When I returned with a friend to sample a few more cooked items, we couldn't resist the sushi, especially at lunch, when "happy hour" prices make trying a variety of offerings so easy. In addition to more good tuna and yellowtail ($1.50 per piece), we tried the smelt egg ($1.75 per piece), freshwater eel ($1.75 per piece) and a spicy tuna roll ($4.50 for six pieces). While all of them were delicious, the freshwater eel, in its sumptuous soy-based sauce, was a real stand-out.
This time we sat at the sushi bar, where the eavesdropping is almost as fun as the food. It's also easy, since you're sitting close enough to start a meaningful relationship with a complete stranger. The two beautiful people next to me already had a relationship going, so they struck up a conversation with the sushi chef, whom they referred to as "Carlos" (Sushi Den hires not only Japanese employees, but also American and Hispanic, and even has a female sushi chef) and were attempting to impress with tales of their recent scuba-diving trip. But for a sushi chef, concentration is key. So while Carlos did his best to keep up with their prattle, he did so while adopting the stern, unapproachable look that most sushi chefs wear. And it's a good thing he did, because maintaining that poker face kept him from bursting into laughter when the couple asked him why Japanese cooks don't use portabello mushrooms instead of shiitake. Carlos's quick "I don't know"--rather than the geography lesson I wanted to offer--served him well.
There was no portabello--or shiitake, for that matter--in my teriyaki salmon ($7.25), but the dish didn't need adornment. This was another classic Japanese preparation: No sticky-sweet sauce, just mirin and shoyu fried into a sheen on delicate pieces of salmon. (That the fish stayed intact was proof of its freshness; when fish isn't fresh, frying usually will make it fall apart.) The ginger beef ($6.95) also was excellent, fragrant with ginger and flash-fried so that the meat didn't lose any moisture.

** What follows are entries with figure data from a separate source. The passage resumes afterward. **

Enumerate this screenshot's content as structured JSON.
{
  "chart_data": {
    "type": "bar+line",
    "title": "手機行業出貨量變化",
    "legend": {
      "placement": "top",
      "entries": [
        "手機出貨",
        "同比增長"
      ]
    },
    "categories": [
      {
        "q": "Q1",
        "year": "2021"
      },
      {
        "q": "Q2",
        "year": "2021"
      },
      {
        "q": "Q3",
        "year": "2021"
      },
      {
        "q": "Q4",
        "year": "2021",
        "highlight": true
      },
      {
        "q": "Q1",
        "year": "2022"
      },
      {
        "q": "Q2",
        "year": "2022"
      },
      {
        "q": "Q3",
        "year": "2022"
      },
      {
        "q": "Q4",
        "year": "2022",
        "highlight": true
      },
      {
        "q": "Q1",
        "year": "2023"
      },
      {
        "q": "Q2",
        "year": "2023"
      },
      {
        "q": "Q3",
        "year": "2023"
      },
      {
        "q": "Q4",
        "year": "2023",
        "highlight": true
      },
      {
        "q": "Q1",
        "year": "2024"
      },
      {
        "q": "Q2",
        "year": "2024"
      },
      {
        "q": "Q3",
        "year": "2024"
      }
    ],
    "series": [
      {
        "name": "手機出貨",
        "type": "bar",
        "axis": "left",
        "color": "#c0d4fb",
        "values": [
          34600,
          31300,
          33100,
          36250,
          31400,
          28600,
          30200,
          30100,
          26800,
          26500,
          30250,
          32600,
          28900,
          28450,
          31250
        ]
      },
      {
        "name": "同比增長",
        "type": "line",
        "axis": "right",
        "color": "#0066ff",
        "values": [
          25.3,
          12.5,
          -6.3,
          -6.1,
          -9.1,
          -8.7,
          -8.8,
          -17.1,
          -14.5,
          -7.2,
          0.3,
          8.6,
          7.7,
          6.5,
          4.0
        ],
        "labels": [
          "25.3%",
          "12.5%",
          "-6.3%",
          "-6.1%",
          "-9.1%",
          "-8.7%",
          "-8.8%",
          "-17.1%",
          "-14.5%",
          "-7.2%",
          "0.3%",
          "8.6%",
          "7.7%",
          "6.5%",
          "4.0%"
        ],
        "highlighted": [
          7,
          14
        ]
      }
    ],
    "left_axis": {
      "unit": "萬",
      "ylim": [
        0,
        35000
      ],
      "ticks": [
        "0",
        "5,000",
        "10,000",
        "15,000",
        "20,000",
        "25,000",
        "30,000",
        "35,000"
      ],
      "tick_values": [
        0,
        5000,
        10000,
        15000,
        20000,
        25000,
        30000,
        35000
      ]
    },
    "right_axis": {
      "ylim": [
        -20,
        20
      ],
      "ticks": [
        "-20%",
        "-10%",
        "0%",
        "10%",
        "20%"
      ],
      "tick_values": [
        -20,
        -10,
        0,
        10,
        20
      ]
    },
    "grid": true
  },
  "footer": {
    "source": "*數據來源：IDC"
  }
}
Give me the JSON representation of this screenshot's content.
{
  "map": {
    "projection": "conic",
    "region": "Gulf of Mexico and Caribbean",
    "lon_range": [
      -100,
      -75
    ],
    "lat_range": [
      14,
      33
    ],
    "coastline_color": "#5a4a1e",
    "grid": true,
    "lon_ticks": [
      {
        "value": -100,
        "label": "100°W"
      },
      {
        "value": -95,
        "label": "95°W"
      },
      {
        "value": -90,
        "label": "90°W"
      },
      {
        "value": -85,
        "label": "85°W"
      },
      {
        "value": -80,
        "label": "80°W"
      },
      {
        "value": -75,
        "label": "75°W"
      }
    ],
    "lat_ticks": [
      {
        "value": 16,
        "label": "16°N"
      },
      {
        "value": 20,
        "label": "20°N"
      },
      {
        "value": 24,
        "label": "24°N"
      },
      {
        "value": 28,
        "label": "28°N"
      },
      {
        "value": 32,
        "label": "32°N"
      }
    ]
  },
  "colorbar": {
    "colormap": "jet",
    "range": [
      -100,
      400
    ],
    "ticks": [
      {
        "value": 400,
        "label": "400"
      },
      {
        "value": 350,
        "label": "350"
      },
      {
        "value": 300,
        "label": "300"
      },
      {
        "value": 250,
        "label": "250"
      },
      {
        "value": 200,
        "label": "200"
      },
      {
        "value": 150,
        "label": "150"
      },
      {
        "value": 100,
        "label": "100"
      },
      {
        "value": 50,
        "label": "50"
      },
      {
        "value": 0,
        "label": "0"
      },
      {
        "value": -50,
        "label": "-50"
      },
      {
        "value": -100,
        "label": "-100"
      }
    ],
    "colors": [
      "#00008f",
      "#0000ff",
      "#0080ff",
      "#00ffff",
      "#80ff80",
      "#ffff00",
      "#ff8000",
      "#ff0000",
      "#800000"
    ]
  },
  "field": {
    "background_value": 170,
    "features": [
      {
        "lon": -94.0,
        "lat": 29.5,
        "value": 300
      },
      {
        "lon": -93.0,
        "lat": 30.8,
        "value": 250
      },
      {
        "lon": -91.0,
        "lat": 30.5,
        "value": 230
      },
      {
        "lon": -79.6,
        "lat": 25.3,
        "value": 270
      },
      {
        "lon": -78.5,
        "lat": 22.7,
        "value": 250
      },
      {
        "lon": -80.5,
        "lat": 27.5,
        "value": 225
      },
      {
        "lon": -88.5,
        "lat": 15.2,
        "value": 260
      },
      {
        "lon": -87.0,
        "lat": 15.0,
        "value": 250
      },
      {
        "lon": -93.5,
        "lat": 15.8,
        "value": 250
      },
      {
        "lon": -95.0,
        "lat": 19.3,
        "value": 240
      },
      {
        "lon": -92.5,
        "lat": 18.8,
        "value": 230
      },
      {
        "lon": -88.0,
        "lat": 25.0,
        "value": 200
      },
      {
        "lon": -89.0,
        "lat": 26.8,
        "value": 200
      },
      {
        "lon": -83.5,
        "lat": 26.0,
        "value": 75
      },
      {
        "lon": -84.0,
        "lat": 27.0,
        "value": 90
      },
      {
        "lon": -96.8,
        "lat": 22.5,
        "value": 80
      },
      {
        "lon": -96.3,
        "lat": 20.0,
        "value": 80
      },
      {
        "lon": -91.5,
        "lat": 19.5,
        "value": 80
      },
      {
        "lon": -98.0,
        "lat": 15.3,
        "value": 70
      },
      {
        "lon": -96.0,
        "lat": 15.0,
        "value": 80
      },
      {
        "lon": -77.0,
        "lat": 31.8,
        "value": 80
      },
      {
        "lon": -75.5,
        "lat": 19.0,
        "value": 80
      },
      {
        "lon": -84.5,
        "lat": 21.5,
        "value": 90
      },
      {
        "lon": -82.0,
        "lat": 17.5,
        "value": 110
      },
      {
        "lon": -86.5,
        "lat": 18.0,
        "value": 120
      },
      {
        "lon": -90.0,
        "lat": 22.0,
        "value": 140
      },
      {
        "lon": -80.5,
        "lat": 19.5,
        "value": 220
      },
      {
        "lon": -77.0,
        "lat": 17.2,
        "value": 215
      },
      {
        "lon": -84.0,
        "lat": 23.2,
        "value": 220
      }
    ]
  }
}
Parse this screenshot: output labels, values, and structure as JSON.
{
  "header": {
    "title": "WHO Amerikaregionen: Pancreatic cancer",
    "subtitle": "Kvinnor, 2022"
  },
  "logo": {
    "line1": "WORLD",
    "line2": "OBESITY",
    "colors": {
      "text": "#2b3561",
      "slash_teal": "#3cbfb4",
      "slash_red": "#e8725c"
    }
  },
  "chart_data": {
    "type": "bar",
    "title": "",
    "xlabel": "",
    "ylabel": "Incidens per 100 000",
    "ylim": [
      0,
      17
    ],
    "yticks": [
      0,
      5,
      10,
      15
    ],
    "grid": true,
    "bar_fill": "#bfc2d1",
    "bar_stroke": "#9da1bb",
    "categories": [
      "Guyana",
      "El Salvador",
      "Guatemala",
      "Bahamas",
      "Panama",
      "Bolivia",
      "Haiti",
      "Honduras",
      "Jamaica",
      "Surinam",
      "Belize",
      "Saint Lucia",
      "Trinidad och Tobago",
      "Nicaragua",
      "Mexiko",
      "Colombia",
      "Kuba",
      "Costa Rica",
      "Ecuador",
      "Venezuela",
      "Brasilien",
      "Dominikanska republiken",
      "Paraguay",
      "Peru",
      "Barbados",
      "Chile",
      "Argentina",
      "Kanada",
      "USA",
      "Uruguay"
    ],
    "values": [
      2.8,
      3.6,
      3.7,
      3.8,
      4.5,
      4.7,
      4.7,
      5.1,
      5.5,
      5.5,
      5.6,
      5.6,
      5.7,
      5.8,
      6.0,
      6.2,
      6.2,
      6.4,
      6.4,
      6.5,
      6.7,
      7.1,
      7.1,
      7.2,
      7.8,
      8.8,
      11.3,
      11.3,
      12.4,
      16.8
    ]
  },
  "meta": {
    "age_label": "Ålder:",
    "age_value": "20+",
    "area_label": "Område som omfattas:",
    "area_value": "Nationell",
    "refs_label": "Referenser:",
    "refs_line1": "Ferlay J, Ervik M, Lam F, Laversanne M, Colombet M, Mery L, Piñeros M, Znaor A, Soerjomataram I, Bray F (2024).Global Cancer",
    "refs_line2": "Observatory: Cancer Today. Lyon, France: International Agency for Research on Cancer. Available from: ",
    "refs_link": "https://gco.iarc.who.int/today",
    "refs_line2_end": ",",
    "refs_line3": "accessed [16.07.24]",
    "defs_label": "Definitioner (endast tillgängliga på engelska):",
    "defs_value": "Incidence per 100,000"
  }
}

Nor did the cooking process rob any juices from the tender meat of the soft-shell crab ($5.95). The crustacean had been thrown into light, cholesterol-free oil au naturel, so that the crisp exterior was nothing more than the crab's own skin, cooked until crunchy, then garnished with a pile of salted cashews. The crab was so good that we had two more orders before surrendering to our fullness--not the fatty fullness of a Whopper with fries, but the clean, invigorating fullness of healthy food.
Hey, maybe that's why Sushi Den's customers are so beautiful.